Court orders Coinbase to hand over customer details to the IRS
Cryptocurrency exchange Coinbase Inc. today was ordered to hand over customer records to the U.S. Internal Revenue Service after losing a case filed against it by the Department of Justice in November 2016.
The case relates to a request by the IRS for Coinbase to hand over details of all of its U.S. users and their transactions between 2013 and 2015 on the basis that customers had failed to detail their returns from bitcoin trading in their tax returns.
Coinbase opposed the request, saying at the time that the scope of the request was too broad. It said the IRS was requesting all customer records when it was only specifically pursuing two customers and that handing over the details would also constitute a breach of customer privacy.

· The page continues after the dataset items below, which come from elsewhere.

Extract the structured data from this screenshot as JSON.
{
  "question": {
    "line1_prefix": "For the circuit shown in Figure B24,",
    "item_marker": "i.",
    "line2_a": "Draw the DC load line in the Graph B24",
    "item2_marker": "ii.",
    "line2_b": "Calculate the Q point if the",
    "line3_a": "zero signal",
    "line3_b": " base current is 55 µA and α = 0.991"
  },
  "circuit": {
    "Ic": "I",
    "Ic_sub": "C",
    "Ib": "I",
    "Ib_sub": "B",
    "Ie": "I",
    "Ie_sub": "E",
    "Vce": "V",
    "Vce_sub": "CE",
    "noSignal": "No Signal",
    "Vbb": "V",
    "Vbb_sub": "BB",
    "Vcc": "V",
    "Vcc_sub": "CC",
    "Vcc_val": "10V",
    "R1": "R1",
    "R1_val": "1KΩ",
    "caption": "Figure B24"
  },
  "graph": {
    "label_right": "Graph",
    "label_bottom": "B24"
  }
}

A federal judge in San Francisco sided with the IRS, albeit with some limitations on the data requested, ruling that Coinbase must hand over details from all customers who undertook more than $20,000 in annual transactions over the specific time period. According to Coinbase, approximately 14,000 users between 2013 and 2015 had annual transactions of more than $20,000.
Coinbase spun the result as a “partial victory.” Director of Communications David Farmer wrote on Medium that although the court did not completely quash the government summons, Coinbase had nonetheless accomplished two important victories for their customers.
“First, the government vastly narrowed the scope of its summons,” Farmer wrote. “Thanks to Coinbase’s efforts, more than 480,000 customers’ records were preserved from disclosure. This is a 97 percent reduction in the number of customers impacted by this summons.”
Farmer said that the second victory was a reduction in the quantity of data they must produce for the approximately 14,000 customers and that the company was “pleased that the court acknowledged the privacy rights at stake in this matter.” The IRS had originally requested nine types of user data, including “complete user profiles, know-your-customer due diligence, documents regarding third-party access, transaction logs, records of payments processed, correspondence between Coinbase and Coinbase users, account or invoice statements and records of payments,” but now was limited to obtaining only taxpayer ID number, name, date of birth, address, transaction logs and account statements.
“While today’s result is not the complete victory we hoped for, it does represent a substantial and unprecedented victory for the industry and the hundreds of thousands of customers that would have been unfairly targeted if it weren’t for our action,” Farmer concluded.